注意:登録内容は地域・作型で異なるため最新ラベルを必ず確認。

4. 予防と管理のチェックリスト

病気発生前の予防散布を上記のような農薬を用いて行う。

作業ごとに使用した器具(ハサミ・手袋など)を次亜塩素酸で消毒(30分ごと目安)

換気を行い、湿度を80%以下に抑えつつ、葉面濡れを防ぐ 収穫終了後は残渣を圃場外で適切に処理。


5. 失敗しがちなNG例

  1. 耐性菌リスクのある薬剤連用 → 耐性菌リスク増大。

  2. 換気や通風不足によって多湿・葉面濡れ→疫病発生リスク増加。

  3. 発病株を圃場内で放置→ 疫病発生拡大、翌年の1次伝染源になる。


6. FAQ


Q1. 病斑が出た葉を切るだけで病気の発生拡大止まりますか?

A. 葉を切除するだけでは、病気の発生拡大を抑制できないことがほとんどです。

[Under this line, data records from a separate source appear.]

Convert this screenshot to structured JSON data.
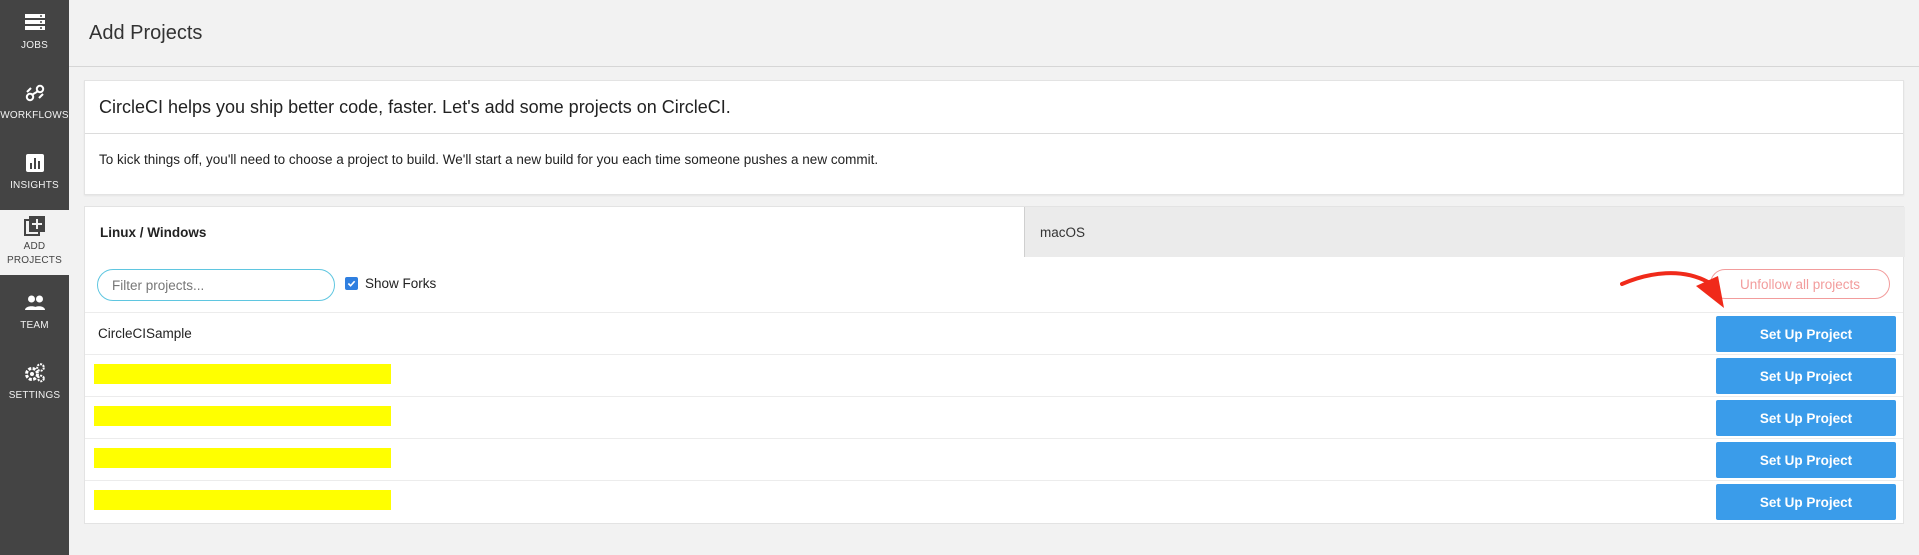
{
  "sidebar": {
    "items": [
      {
        "label": "JOBS",
        "icon": "jobs-icon"
      },
      {
        "label": "WORKFLOWS",
        "icon": "workflows-icon"
      },
      {
        "label": "INSIGHTS",
        "icon": "insights-icon"
      },
      {
        "label": "ADD PROJECTS",
        "icon": "add-projects-icon",
        "active": true
      },
      {
        "label": "TEAM",
        "icon": "team-icon"
      },
      {
        "label": "SETTINGS",
        "icon": "settings-icon"
      }
    ]
  },
  "header": {
    "title": "Add Projects"
  },
  "intro": {
    "title": "CircleCI helps you ship better code, faster. Let's add some projects on CircleCI.",
    "text": "To kick things off, you'll need to choose a project to build. We'll start a new build for you each time someone pushes a new commit."
  },
  "tabs": [
    {
      "label": "Linux / Windows",
      "active": true
    },
    {
      "label": "macOS",
      "active": false
    }
  ],
  "toolbar": {
    "filter_placeholder": "Filter projects...",
    "show_forks_label": "Show Forks",
    "show_forks_checked": true,
    "unfollow_label": "Unfollow all projects"
  },
  "projects": [
    {
      "name": "CircleCISample",
      "button": "Set Up Project",
      "redacted": false
    },
    {
      "name": "",
      "button": "Set Up Project",
      "redacted": true
    },
    {
      "name": "",
      "button": "Set Up Project",
      "redacted": true
    },
    {
      "name": "",
      "button": "Set Up Project",
      "redacted": true
    },
    {
      "name": "",
      "button": "Set Up Project",
      "redacted": true
    }
  ],
  "colors": {
    "sidebar": "#444444",
    "accent_blue": "#3a9cea",
    "unfollow_red": "#f29c9c",
    "redaction": "#ffff00",
    "annotation_arrow": "#f02a1a"
  }
}
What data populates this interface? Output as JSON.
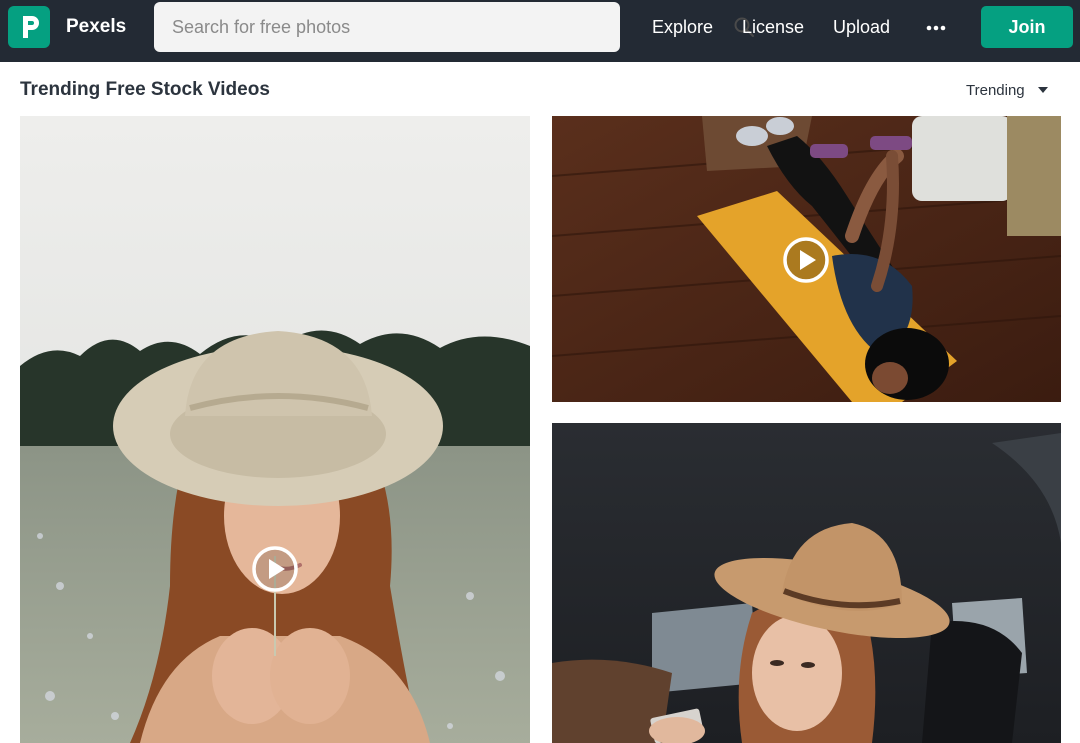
{
  "brand": {
    "name": "Pexels",
    "color": "#05a081"
  },
  "search": {
    "placeholder": "Search for free photos",
    "icon": "search-icon"
  },
  "nav": {
    "links": [
      "Explore",
      "License",
      "Upload"
    ],
    "more_icon": "more-horizontal-icon",
    "join_label": "Join"
  },
  "section": {
    "title": "Trending Free Stock Videos",
    "sort_label": "Trending",
    "sort_icon": "caret-down-icon"
  },
  "videos": [
    {
      "subject": "woman in wide-brimmed hat holding flower in meadow",
      "icon": "play-icon"
    },
    {
      "subject": "person doing dumbbell exercise on yellow yoga mat",
      "icon": "play-icon"
    },
    {
      "subject": "woman in tan fedora hat inside car",
      "icon": "play-icon"
    }
  ],
  "colors": {
    "navbar": "#232a34",
    "accent": "#05a081",
    "title_text": "#2c343e"
  }
}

前述したような環境管理と予防薬剤の併用が必須です。


Q2. 雨除けハウスでも疫病は出ますか?

A. 高湿度が続けば発生します。通風不足と多湿が主因なので、送風や換気を行うことで湿度を下げましょう。


Q3. 収穫直前でも使える薬剤はありますか?

A.前述したジマンダイセンフロアブル、ダニコール1000、Zボルドー、オーソサイド水和剤80は収穫直前まで使用可能です。



7. まとめ


今回はトマトの疫病を中心に症状~対策まで解説しました。灰色斑点は疫病や葉かび病をはじめ複数の病害の可能性が考えられます。適切な診断と予防、初期の対応がトマトの健全な生育を左右します。まずは、葉の病斑やカビ、環境条件から原因を絞り込み、発病葉の除去と登録薬剤の即時散布で二次感染を遮断しましょう。同時に温湿度・葉面湿潤時間を管理し、病害の拡大を抑制する環境設計を心がけましょう。チェックリストを印刷して作業台に貼り、発病前に予防散布を計画することが被害ゼロへの近道です。